The Curious Case Of The Clockwork Menace Page 18

Garrett straightened. “Miss Radcliffe, you’re doing well?”

Perry dragged the newspaper up in front of her face, in lieu of escaping.

“I-I hope you don’t think me forward.” Miss Radcliffe sounded breathy. “I thought perhaps you might care to... to take a stroll in the park? Or perhaps that play we spoke of?”

Every muscle in her body locked up tight, and Perry flipped the page, trying to focus. She’d made a promise to herself to guard her emotions better. It was harder to keep than she’d expected.

Garrett hesitated, then let his weight sink back onto the edge of the seat. “Some other time, perhaps.”

It was a clear dismissal. Perry shot Miss Radcliffe a shocked glance, then looked away swiftly, knowing that guilt drove him. Miss Radcliffe would never grace Garrett’s bed, because he’d never be able to look at her without thinking of Perry’s near-drowning.

Perry tried not to listen as Miss Radcliffe stammered her goodbyes. It didn’t matter if he said no this time. There’d always be another Miss Radcliffe. Another blonde, or brunette, or redhead, but it wouldn’t matter, because it would never be a young woman with dyed black hair, and the harsh black leather body armour of a Nighthawk.

It would never be her.

“What’s wrong?”

Perry looked up, hot blue eyes meeting hers. There was nothing of guile about his gaze. Perhaps that was what she admired most about Garrett. What you saw was what you got. He truly cared for people, and was astonishingly perceptive toward their moods. Particularly hers. “Nothing,” she lied and tried to paste a smile on her lips. “You should go after Miss Radcliffe,” she made herself say. “The case is over and she... she has my approval. She’s much nicer than your usual standard of conquest.”

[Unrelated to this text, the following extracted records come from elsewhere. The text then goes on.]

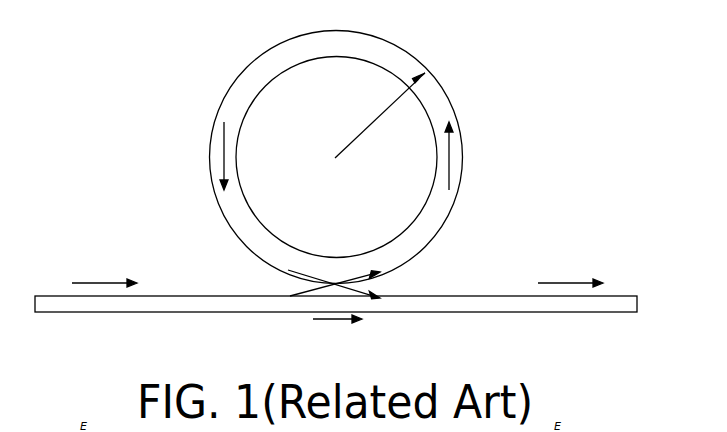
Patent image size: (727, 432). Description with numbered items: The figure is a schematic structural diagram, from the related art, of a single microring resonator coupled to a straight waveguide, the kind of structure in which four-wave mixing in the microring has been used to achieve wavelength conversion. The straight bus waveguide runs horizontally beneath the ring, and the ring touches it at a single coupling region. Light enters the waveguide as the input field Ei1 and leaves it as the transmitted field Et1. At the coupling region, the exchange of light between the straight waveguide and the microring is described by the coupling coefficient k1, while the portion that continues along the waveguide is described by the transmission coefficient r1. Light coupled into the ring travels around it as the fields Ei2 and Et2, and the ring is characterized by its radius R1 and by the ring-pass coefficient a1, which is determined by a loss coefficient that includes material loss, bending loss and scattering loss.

The input field of bus waveguide Ei1 is at (104, 272).
The transmitted field of bus waveguide Et1 is at (570, 272).
The field entering ring resonator Ei2 is at (199, 156).
The field circulating in ring resonator Et2 is at (473, 156).
The ring resonator radius R1 is at (380, 115).
The ring-pass coefficient a1 is at (235, 254).
The coupling coefficient k1 is at (317, 284).
The transmission coefficient r1 is at (337, 332).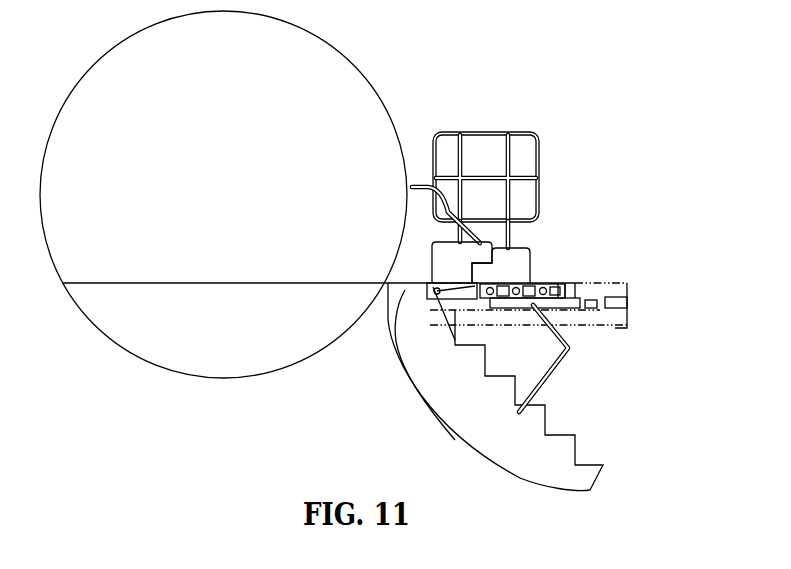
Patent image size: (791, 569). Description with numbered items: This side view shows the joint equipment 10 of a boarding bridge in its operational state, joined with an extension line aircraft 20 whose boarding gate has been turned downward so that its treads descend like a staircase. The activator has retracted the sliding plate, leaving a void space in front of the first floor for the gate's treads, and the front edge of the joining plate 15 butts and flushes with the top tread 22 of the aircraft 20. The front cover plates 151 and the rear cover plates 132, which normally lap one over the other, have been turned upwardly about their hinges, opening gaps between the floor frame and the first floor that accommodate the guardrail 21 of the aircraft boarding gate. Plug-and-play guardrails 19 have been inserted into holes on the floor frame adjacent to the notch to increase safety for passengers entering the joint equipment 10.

“Is she now?” He grimaced. “No. I don’t think I will.”

“You deserve to take some time off after such a case. A walk in the park would do you good.”

“No, Perry.” His expression twisted. “My heart’s not in it. Besides, I had something else in mind.” Reaching inside his jacket, he produced a pair of tickets. “‘A Lady Well Educated.’ It’s playing at the Royalty this evening. Not quite the tragedy you prefer, but I’m told it’s hilarious. Somewhat risqué perhaps.” His shoulder nudged hers, his gaze a challenge. “You might enjoy it. Care to join me?”

Perry stared at the tickets, her heart starting a slow kick in her chest. It means nothing. And perhaps it would be good to do something together. Something that would reaffirm their friendship, and place this whole mess in the past.

A truce.

“I’d much rather see something like a ‘A Gentleman Well Behaved’,” she drawled, “but why not?”

“A well-behaved gentleman is a rather boring affair.” He caught her fingers and dragged her to her feet, the paper tumbling to the floor. “And good, for they cost me a small fortune. Best seats in the house... and I don’t just do that for anyone, luv.”

His wicked smile turned her heart, but Perry ruthlessly fought it down. It was past time to put aside her hurt feelings - and these newer, troubling ones that afflicted her. Time to bury them for good, for nothing could ever come of them.

“Aren’t I special then?” she said, and knew the words meant nothing.